Craig Ferguson's Late Night "Experiment" Should Be Done More Often

If you tuned into Tuesday night's 'Late Late Show with Craig Ferguson,' you might have found yourself questioning if there was something wrong with your hearing, your brand new surround sound speaker system, or both.
Nothing was wrong, though. The show didn't have a monologue. It didn't have any pre-planned comedy bits or hand puppets talking about Lindsey Lohan's latest coke binge. It didn't even have an audience.
The entire hour just featured two guys sitting in two chairs talking about anything and everything all at once. It was the most normal hour of late night television I've seen, despite the fact that both of them were taking an occasional sip of water from angry rattlesnakes.
The "experiment," as Craig explained it at the top of the show, was inspired by all of the recent brewhahas over NBC's late night lineup. He hoped to hark back to a simpler time in late night when a talk show did exactly that before Johnny Carson transformed the entire medium into the photocopied format it is today.
Craig's show is the perfect one to attempt such a feat because Tom Snyder's version of 'The Late Late Show' had this exact format (as did his 'Tomorrow' show and Bob Costas' version of 'Later,' both on NBC) and Craig's been known to stretch the boundaries of traditional late night talk formats. If an alligator puppet took the anchor chair of ABC's 'Nightline,' the letter avalanche would turn the ABC studios into a natural disaster declaration.
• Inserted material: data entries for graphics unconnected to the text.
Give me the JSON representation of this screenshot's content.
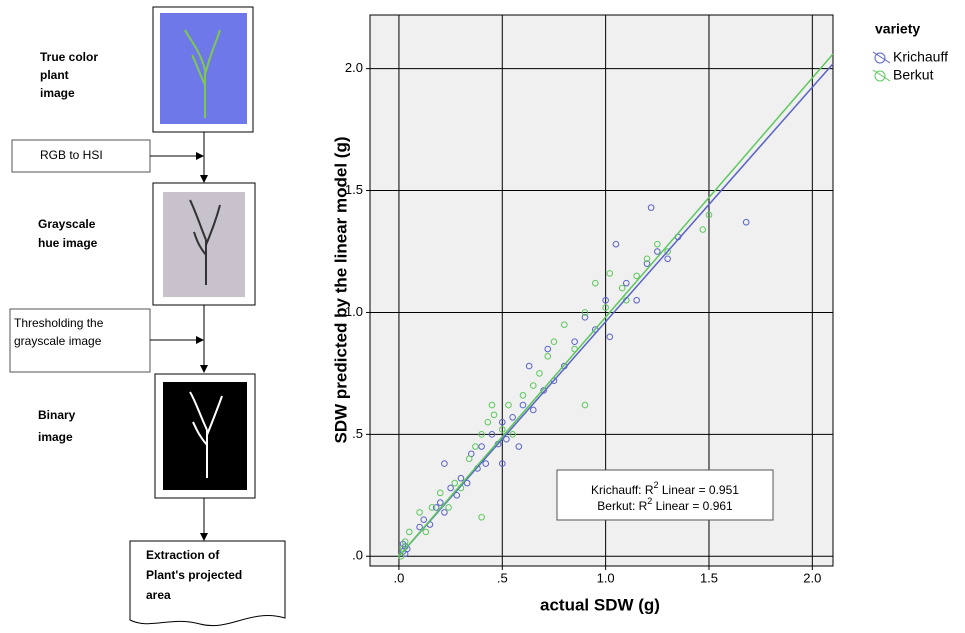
{
  "flowchart": {
    "steps": [
      {
        "lines": [
          "True color",
          "plant",
          "image"
        ]
      },
      {
        "lines": [
          "Grayscale",
          "hue image"
        ]
      },
      {
        "lines": [
          "Binary",
          "image"
        ]
      }
    ],
    "processes": [
      {
        "lines": [
          "RGB to HSI"
        ]
      },
      {
        "lines": [
          "Thresholding the",
          "grayscale image"
        ]
      }
    ],
    "output": {
      "lines": [
        "Extraction of",
        "Plant's projected",
        "area"
      ]
    }
  },
  "chart_data": {
    "type": "scatter",
    "xlabel": "actual SDW (g)",
    "ylabel": "SDW predicted by the linear model (g)",
    "xlim": [
      -0.14,
      2.1
    ],
    "ylim": [
      -0.04,
      2.22
    ],
    "xticks": [
      {
        "value": 0,
        "label": ".0"
      },
      {
        "value": 0.5,
        "label": ".5"
      },
      {
        "value": 1,
        "label": "1.0"
      },
      {
        "value": 1.5,
        "label": "1.5"
      },
      {
        "value": 2,
        "label": "2.0"
      }
    ],
    "yticks": [
      {
        "value": 0,
        "label": ".0"
      },
      {
        "value": 0.5,
        "label": ".5"
      },
      {
        "value": 1,
        "label": "1.0"
      },
      {
        "value": 1.5,
        "label": "1.5"
      },
      {
        "value": 2,
        "label": "2.0"
      }
    ],
    "grid": true,
    "legend_title": "variety",
    "legend_position": "outside-right",
    "series": [
      {
        "name": "Krichauff",
        "color": "#5a63c8",
        "x": [
          0.02,
          0.03,
          0.02,
          0.04,
          0.03,
          0.1,
          0.12,
          0.15,
          0.18,
          0.2,
          0.22,
          0.25,
          0.28,
          0.3,
          0.33,
          0.35,
          0.38,
          0.4,
          0.42,
          0.45,
          0.48,
          0.5,
          0.52,
          0.55,
          0.58,
          0.6,
          0.63,
          0.65,
          0.7,
          0.72,
          0.75,
          0.8,
          0.85,
          0.9,
          0.95,
          1.0,
          1.02,
          1.05,
          1.1,
          1.15,
          1.2,
          1.22,
          1.25,
          1.3,
          1.35,
          1.68,
          0.22,
          0.5
        ],
        "y": [
          0.02,
          0.04,
          0.05,
          0.03,
          0.01,
          0.12,
          0.15,
          0.13,
          0.2,
          0.22,
          0.18,
          0.28,
          0.25,
          0.32,
          0.3,
          0.42,
          0.36,
          0.45,
          0.38,
          0.5,
          0.46,
          0.55,
          0.48,
          0.57,
          0.45,
          0.62,
          0.78,
          0.6,
          0.68,
          0.85,
          0.72,
          0.78,
          0.88,
          0.98,
          0.93,
          1.05,
          0.9,
          1.28,
          1.12,
          1.05,
          1.2,
          1.43,
          1.25,
          1.22,
          1.31,
          1.37,
          0.38,
          0.38
        ],
        "fit": {
          "x": [
            0,
            2.1
          ],
          "y": [
            0,
            2.02
          ]
        }
      },
      {
        "name": "Berkut",
        "color": "#5cc85c",
        "x": [
          0.02,
          0.01,
          0.03,
          0.05,
          0.1,
          0.13,
          0.16,
          0.2,
          0.24,
          0.27,
          0.3,
          0.34,
          0.37,
          0.4,
          0.4,
          0.43,
          0.46,
          0.5,
          0.53,
          0.55,
          0.6,
          0.65,
          0.68,
          0.72,
          0.75,
          0.8,
          0.85,
          0.9,
          0.95,
          1.0,
          1.02,
          1.08,
          1.1,
          1.15,
          1.2,
          1.25,
          1.3,
          1.5,
          1.47,
          0.9,
          0.45
        ],
        "y": [
          0.03,
          0.0,
          0.06,
          0.1,
          0.18,
          0.1,
          0.2,
          0.26,
          0.2,
          0.3,
          0.28,
          0.4,
          0.45,
          0.16,
          0.5,
          0.55,
          0.58,
          0.52,
          0.62,
          0.5,
          0.66,
          0.7,
          0.75,
          0.82,
          0.88,
          0.95,
          0.85,
          1.0,
          1.12,
          1.02,
          1.16,
          1.1,
          1.05,
          1.15,
          1.22,
          1.28,
          1.25,
          1.4,
          1.34,
          0.62,
          0.62
        ],
        "fit": {
          "x": [
            0,
            2.1
          ],
          "y": [
            0,
            2.06
          ]
        }
      }
    ],
    "annotations": [
      {
        "prefix": "Krichauff: R",
        "sup": "2",
        "suffix": " Linear = 0.951"
      },
      {
        "prefix": "Berkut: R",
        "sup": "2",
        "suffix": " Linear = 0.961"
      }
    ]
  }
}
Craig dispatched actor, humorist and author Stephen Fry to play the "little white mouse" in his television experiment and he's the perfect test subject for just such a science project. He's a person who could talk for hours and make you hang on his every word from the stories and experiences he's had and use his wit and charm as verbal tinsel to keep you living in the moment.
It really wouldn't have worked with any other subject since you have to fill an entire conversation with words and can't stop to take a breath while the audience is yukking it up. Imagine if Craig had Paris Hilton in the chair without a net. Such a moment could suck so hard that there wouldn't be any oxygen left in the room.
The most noticeable difference is the lack of a live audience. It completely changes not just the nature of the conversation, but it's tone and demeanor. It's much more laid back and comfortable and the need to match the comedy with the conversation isn't there, so the host and the guest feel more free to just throw a topic or an idea on the table and see how it sticks. You get an entire buffet of emotion from funny to happy and sad, which only appear on talk shows in extreme doses for notable events or just general zaniness.
It does lose some of its comedic value since the audience isn't there to bounce off the conversation, but the trick is finding new ways to do comedy in a much subtler lever and Craig knows how to produce comedy on just about every plain. As evidenced by Tuesday's show and just about every other show he's done, he can be genuine and real and find ways to make it funny in a way that's funny only to the people in the conversation. It's still entertaining to watch and experience.
The whole episode felt more organic. Great conversations don't take place when other people are watching them. They happen in the moment when the only people involved are the ones involved in the discussion. It felt real. Imagine such a concept on television. Something that's really real. Something that just about all of TV seems to be lacking no matter how much they would like us to believe it is.